Lo asombroso es que el secretismo y las complicidades se mantuvieran tantos años. Como la investigación judicial, tampoco la comisión parlamentaria, cuyas actas secretas publica El Observador en su web, quiso responsables. Todo parece dar la razón a quienes, como la diputada Eva García Sempere, hablan de “pacto de silencio en la época para que nada empañara la Transición”. También Rafael Escuredo evoca esas sombras. Hoy las actas están protegida, y cuando Rosa Burgos interroga a los funcionarios que a ella sí le permitieron acceder a esa documentación, la respuesta es “eran otros tiempos”. De 2005 a 2017, ella siente que la democracia ha dudado de sí misma.

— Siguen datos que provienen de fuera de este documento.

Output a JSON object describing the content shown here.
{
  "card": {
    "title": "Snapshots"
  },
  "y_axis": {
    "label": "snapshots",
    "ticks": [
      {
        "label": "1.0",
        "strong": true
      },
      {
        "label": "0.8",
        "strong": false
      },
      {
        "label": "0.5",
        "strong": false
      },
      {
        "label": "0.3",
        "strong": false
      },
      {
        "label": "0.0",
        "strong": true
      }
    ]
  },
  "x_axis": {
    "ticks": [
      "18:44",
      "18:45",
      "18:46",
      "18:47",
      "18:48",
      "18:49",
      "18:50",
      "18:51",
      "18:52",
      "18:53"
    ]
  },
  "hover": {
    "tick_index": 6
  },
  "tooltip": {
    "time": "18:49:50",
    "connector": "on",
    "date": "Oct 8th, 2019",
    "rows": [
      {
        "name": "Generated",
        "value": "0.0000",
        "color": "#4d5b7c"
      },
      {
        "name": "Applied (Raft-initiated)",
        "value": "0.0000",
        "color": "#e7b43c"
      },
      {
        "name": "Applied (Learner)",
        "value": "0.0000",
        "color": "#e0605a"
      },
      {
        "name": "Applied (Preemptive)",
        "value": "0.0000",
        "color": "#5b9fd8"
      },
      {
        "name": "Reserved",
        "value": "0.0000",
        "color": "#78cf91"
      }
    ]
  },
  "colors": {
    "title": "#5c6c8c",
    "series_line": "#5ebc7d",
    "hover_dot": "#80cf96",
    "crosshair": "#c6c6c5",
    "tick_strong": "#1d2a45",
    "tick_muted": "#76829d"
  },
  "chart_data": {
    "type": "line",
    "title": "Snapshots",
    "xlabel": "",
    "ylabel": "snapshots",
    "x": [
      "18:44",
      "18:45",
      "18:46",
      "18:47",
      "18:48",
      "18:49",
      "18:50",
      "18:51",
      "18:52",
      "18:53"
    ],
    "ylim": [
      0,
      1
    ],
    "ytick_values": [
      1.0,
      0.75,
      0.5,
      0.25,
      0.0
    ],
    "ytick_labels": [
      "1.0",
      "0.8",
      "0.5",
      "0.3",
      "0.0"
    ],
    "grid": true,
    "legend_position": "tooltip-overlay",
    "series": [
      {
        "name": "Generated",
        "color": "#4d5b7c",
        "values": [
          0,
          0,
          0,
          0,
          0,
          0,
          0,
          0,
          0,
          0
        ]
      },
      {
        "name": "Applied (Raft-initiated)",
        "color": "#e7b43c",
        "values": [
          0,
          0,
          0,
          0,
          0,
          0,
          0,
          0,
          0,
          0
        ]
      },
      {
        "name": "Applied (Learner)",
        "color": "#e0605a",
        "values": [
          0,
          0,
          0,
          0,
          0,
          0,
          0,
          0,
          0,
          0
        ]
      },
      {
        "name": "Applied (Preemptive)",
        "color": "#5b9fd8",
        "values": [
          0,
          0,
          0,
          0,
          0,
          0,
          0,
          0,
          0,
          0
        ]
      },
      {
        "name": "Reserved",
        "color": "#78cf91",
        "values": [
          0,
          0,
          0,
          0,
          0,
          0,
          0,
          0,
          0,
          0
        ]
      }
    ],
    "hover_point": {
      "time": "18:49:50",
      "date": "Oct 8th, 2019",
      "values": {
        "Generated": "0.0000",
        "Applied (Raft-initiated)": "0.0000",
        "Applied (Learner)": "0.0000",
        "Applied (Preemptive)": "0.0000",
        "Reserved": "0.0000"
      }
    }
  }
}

“Se llamaba Manuel, tenía dieciocho años y era de Málaga. (Todo eso me ha pasado a mí). Le han asesinado de un balazo por la espalda. (Si a mí me sucediera eso, posibilidad que ningún español debe descartar)…”, comenzaba un día después su columna de Arriba el poeta y articulista Manuel Alcántara, nacido en Málaga. Al borde de cumplir noventa, aún recuerda la furibunda reacción de El Alcázar contra él. La policía era intocable, y había que proteger a aquel cabo de la Policía Armada del que repetir sus iniciales no consuela a nadie. Murió hace pocos años, mientras García Caparrós sigue muriendo en la misma esquina equivocada donde se cruzó con el destino, de calibre 9mm.